Anthony grinned at her. Lucy was hooked. Now all he had to do was make sure of Zack.
I’m reading a bunch of early Crusies in rapid succession, a guarantee for getting even thick headed people like me to notice things, and I notice that it is common in her books for the hero and heroine to resist each other for very ephemeral reasons. They feel attraction, even lust, they feel warmth, admiration, affection, and then … they shake their heads as if clearing cobwebs, stiffen their resolves, and push it away. Why? In Lucy’s case, it’s that she’s just finalized her divorce, and also that Zack is quite deranged, and in Zack’s case, it’s that he doesn’t want to settle down, and also that Lucy is a bit bizarre with all her dogs, and her green hair. This passage is typical:
Of course, the real problem wasn’t that he turned her on. The real problem was that she liked being with him, she felt good around him. Happy. Warm.
Or this…
Which meant that he was in a lot more trouble than he’d realized. This was the first time his reality had ever been better than his fantasy. He’d found the perfect woman living in a great house with three dumb dogs. The smartest thing to do would be to run.

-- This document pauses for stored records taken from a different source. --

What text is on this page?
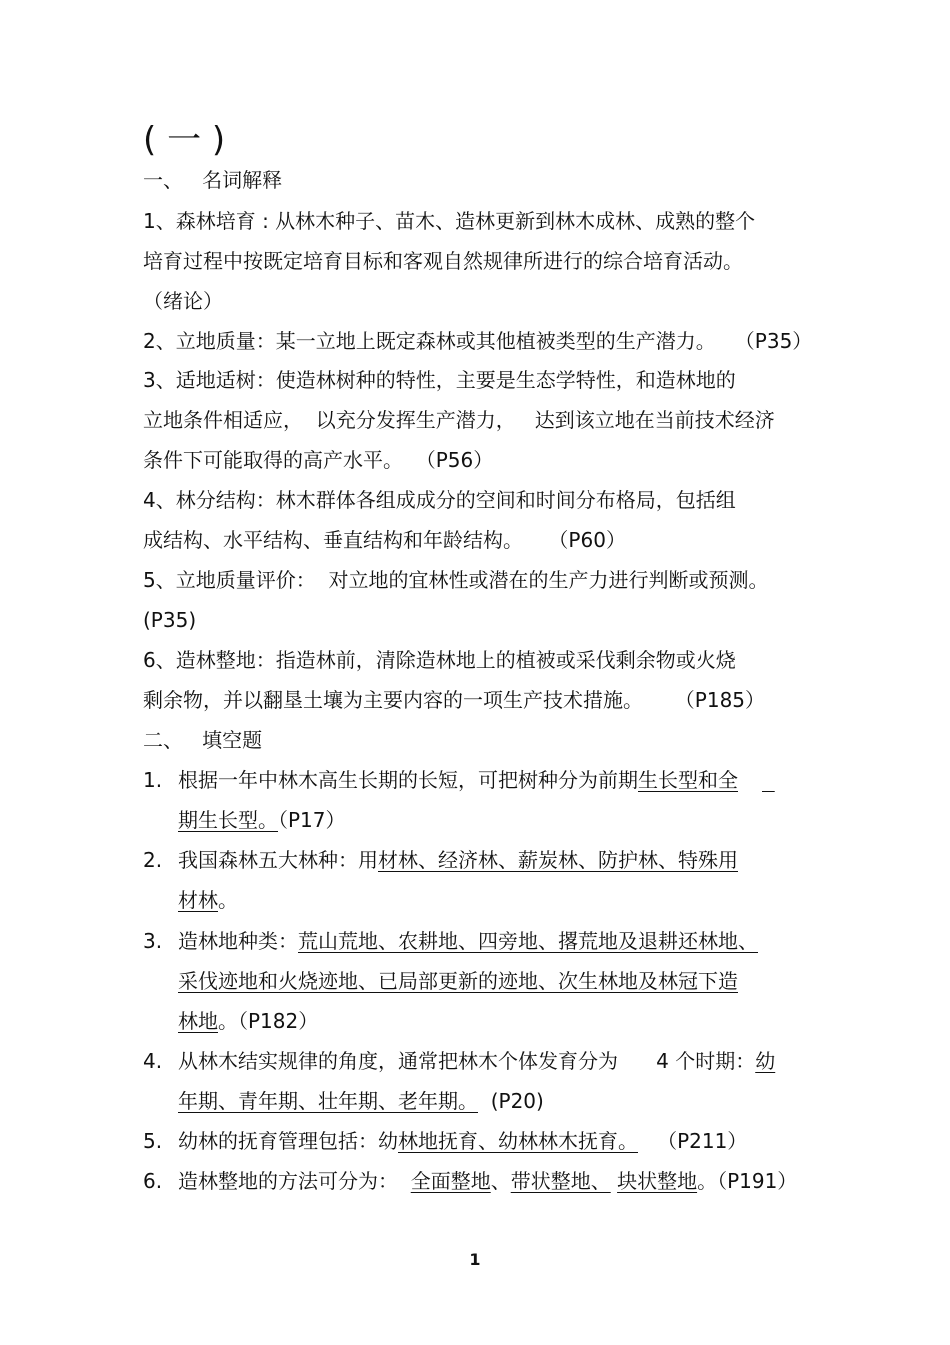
( 一 )
一、   名词解释
1、森林培育 : 从林木种子、苗木、造林更新到林木成林、成熟的整个
培育过程中按既定培育目标和客观自然规律所进行的综合培育活动。
（绪论）
2、立地质量：某一立地上既定森林或其他植被类型的生产潜力。   （P35）
3、适地适树：使造林树种的特性，主要是生态学特性，和造林地的
立地条件相适应，  以充分发挥生产潜力，   达到该立地在当前技术经济
条件下可能取得的高产水平。  （P56）
4、林分结构：林木群体各组成成分的空间和时间分布格局，包括组
成结构、水平结构、垂直结构和年龄结构。    （P60）
5、立地质量评价：  对立地的宜林性或潜在的生产力进行判断或预测。
(P35)
6、造林整地：指造林前，清除造林地上的植被或采伐剩余物或火烧
剩余物，并以翻垦土壤为主要内容的一项生产技术措施。     （P185）
二、   填空题
1. 根据一年中林木高生长期的长短，可把树种分为前期生长型和全
期生长型。（P17）
2. 我国森林五大林种：用材林、经济林、薪炭林、防护林、特殊用
材林。
3. 造林地种类：荒山荒地、农耕地、四旁地、撂荒地及退耕还林地、
采伐迹地和火烧迹地、已局部更新的迹地、次生林地及林冠下造
林地。（P182）
4. 从林木结实规律的角度，通常把林木个体发育分为      4 个时期：幼
年期、青年期、壮年期、老年期。  (P20)
5. 幼林的抚育管理包括：幼林地抚育、幼林林木抚育。   （P211）
6. 造林整地的方法可分为：  全面整地、带状整地、 块状整地。（P191）
1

Why? Sometimes, in this book, it is hard to say. I felt that Lucy and Zack’s characters were a bit too defined by their oddities. We’re told more than shown that Zack is a crazy man, for example. Perhaps the bunker-like setting (Lucy can’t even go to work so great is the danger) prevented the kind of interactions in the outside world that would have let me get to know them as more rounded. While I appreciated the fact that Lucy was willing to take some of the blame for the failure of her marriage (no demonizing of exes in Crusie), in the end she comes off as just too good and too passive to be truly interesting.
That said, it’s a fine line, I think, between low conflict and the requisite genre tension, but Crusie manages it, helped by the fact that in a 200+ page category, there isn’t time for hero/ine resistance to love to feel like an authorial trick. For example, only a few paragraphs after the above Zack quote, he realizes that “it was what he wanted forever”, and he “surrendered without a qualm.”
This happens 61% of the way in to this book. So what happens for the other 39%? Well, there is the mystery of who is shooting at them and why. But in terms of the relationship, Zack and Lucy are on different time tables, thanks both to her recent divorce and to the fact that she is trying to be more independent, and Zack’s unilateral decision making style does not suit.
Eventually, Lucy comes around, resolving that independence and logic are not the same thing:
“I don’t believe in logic,” Lucy said. “I believe in love. Especially with someone who is spontaneous, irresponsible, and inappropriate.” She surveyed him critically. “That’s you.”
Perhaps because Lucy’s resistance to Zack seemed a tad manufactured in the last third, I felt the pacing was a bit off, but overall I enjoyed this one. Overall, it’s very fun: funny, with unexpected emotional zingers amid all the laughs.